Alguns desses personagens estão em páginas de gibis, de zines ou de revistas especializadas em música e outros estão sobre palcos empunhando contrabaixos, microfones ou guitarras estridentes que soam melhor no escuro ou sob frenética iluminação e que levam o seu EU a perceber com distinção: sensualidades, problemas e soluções ("Sex, Drugs and Rock and Roll").

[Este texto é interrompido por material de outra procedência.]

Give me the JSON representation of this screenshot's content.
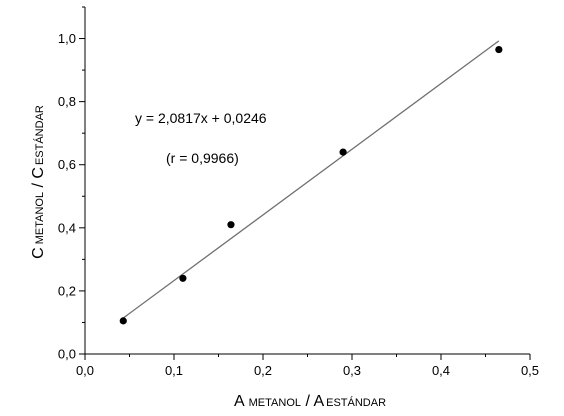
{
  "chart_data": {
    "type": "scatter",
    "title": "",
    "xlabel": {
      "main": "A",
      "sub1": "METANOL",
      "sep": " / ",
      "main2": "A",
      "sub2": "ESTÁNDAR"
    },
    "ylabel": {
      "main": "C",
      "sub1": "METANOL",
      "sep": " / ",
      "main2": "C",
      "sub2": "ESTÁNDAR"
    },
    "xlim": [
      0.0,
      0.5
    ],
    "ylim": [
      0.0,
      1.1
    ],
    "x_ticks": [
      0.0,
      0.1,
      0.2,
      0.3,
      0.4,
      0.5
    ],
    "x_tick_labels": [
      "0,0",
      "0,1",
      "0,2",
      "0,3",
      "0,4",
      "0,5"
    ],
    "y_ticks": [
      0.0,
      0.2,
      0.4,
      0.6,
      0.8,
      1.0
    ],
    "y_tick_labels": [
      "0,0",
      "0,2",
      "0,4",
      "0,6",
      "0,8",
      "1,0"
    ],
    "grid": false,
    "series": [
      {
        "x": [
          0.043,
          0.11,
          0.164,
          0.29,
          0.465
        ],
        "y": [
          0.105,
          0.24,
          0.41,
          0.64,
          0.965
        ],
        "color": "#000000"
      }
    ],
    "fit_line": {
      "slope": 2.0817,
      "intercept": 0.0246,
      "x_range": [
        0.043,
        0.465
      ],
      "color": "#707070"
    },
    "annotations": {
      "equation": "y = 2,0817x + 0,0246",
      "r_value": "(r = 0,9966)"
    }
  }
}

Esse conhecimento é de alguém que vivencia o que cultua ("Quanta coisa estranha eu guardo dentro dos órgãos"); que curtiu o seu primeiro show de rock dentro de uma das caixas de som da aparelhagem da banda ("eles são os anjos do inferno"), e por isso, sente até hoje o desvio temporário do limiar auditivo daquele dia(zumbidos do rock); que tenha cavalgado pelos asfaltos de "Gotham City" com sua garota na garupa ("Hey, cuidado que cavalo não desce escada"), inspirado talvez, no fato de que Bruce Wayne tenha assistido ao filme do Zorro antes de se tornar o Batman; que apenas pela capa de um disco de vinil, consegue detectar o estilo, o peso e a qualidade do que está gravado nele e que transitou pelos meandros da cultura e da contracultura.

Foi a esse seu acervo que Rick recorreu para espancar as sombras que haviam sobre os espaços cultuados no tempo e nos mostrar a inclinação cultural da cidade (Um ponto futuro...distante...ausente) em “Um passeio nos ruídos urbanos de São Caetano”.